Salaries_By_Age_Range<- cincinnati_salaries %>%
  group_by(AGE_RANGE) %>% 
  summarize(Avg_Paycheck = mean(Bi_Week_Check),
            countof = n())

ggplot(data = Salaries_By_Age_Range,
       aes(x = Salaries_By_Age_Range$AGE_RANGE,
           y = Salaries_By_Age_Range$Avg_Paycheck))+
  geom_col(fill = "red")+
  ggtitle("Paycheck by Age")+
  xlab("Age")+
  ylab("Paycheck Amount")+
  scale_y_continuous(name = "Paycheck Amount",
                     labels = scales::dollar)

Salary Buckets

How is wealth distributed among Cincinnati residents?

ggplot(data = cincinnati_salaries,
       aes(x = cincinnati_salaries$SalaryBracket)) +
  geom_bar(fill = "blue") +
  ggtitle("Annual Bucketed salaries") +
  xlab("Salary") +
  ylab("Number of Employees")

Gender Pay

Is there a wage gap between males and females?

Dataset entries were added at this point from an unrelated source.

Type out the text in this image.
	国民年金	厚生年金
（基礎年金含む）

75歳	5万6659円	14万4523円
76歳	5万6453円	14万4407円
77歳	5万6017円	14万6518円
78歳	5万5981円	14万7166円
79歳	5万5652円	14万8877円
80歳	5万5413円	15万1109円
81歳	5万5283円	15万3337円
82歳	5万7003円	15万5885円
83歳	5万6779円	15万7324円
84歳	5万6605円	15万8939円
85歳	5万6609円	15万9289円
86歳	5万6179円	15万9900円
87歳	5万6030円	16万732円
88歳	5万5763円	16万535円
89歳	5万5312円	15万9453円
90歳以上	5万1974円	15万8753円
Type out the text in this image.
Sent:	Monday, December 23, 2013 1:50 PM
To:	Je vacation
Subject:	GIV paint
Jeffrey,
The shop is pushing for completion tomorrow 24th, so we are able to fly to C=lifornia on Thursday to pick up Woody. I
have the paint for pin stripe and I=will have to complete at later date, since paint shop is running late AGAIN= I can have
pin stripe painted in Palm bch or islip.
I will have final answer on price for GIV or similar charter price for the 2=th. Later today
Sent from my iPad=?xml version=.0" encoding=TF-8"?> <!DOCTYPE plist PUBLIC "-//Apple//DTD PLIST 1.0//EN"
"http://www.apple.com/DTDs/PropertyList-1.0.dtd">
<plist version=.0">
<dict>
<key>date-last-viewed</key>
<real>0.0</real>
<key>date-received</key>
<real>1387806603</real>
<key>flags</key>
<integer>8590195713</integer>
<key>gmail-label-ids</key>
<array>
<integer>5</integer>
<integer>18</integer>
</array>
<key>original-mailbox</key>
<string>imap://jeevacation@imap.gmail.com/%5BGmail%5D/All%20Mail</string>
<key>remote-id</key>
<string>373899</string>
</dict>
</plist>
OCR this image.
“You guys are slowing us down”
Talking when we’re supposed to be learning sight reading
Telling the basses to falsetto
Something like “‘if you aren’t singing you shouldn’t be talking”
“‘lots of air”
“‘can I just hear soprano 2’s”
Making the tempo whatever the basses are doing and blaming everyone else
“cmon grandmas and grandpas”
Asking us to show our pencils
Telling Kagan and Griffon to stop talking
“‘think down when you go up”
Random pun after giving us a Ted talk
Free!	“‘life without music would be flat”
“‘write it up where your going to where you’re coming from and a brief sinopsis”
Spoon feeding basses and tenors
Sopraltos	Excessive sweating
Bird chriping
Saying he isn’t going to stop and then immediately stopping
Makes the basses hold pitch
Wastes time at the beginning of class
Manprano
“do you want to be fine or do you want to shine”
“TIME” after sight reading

ggplot(data = cincinnati_salaries,
       aes(x = SEX,
           y = Bi_Week_Check))+
  geom_boxplot(fill = "purple")+
  ggtitle("Paycheck per Sex")+
  xlab("Sex")+
  ylab("Paycheck Amount")+
  scale_y_continuous(labels = scales::dollar, limits = c(0,8000))
## Warning: Removed 2 rows containing non-finite values (stat_boxplot).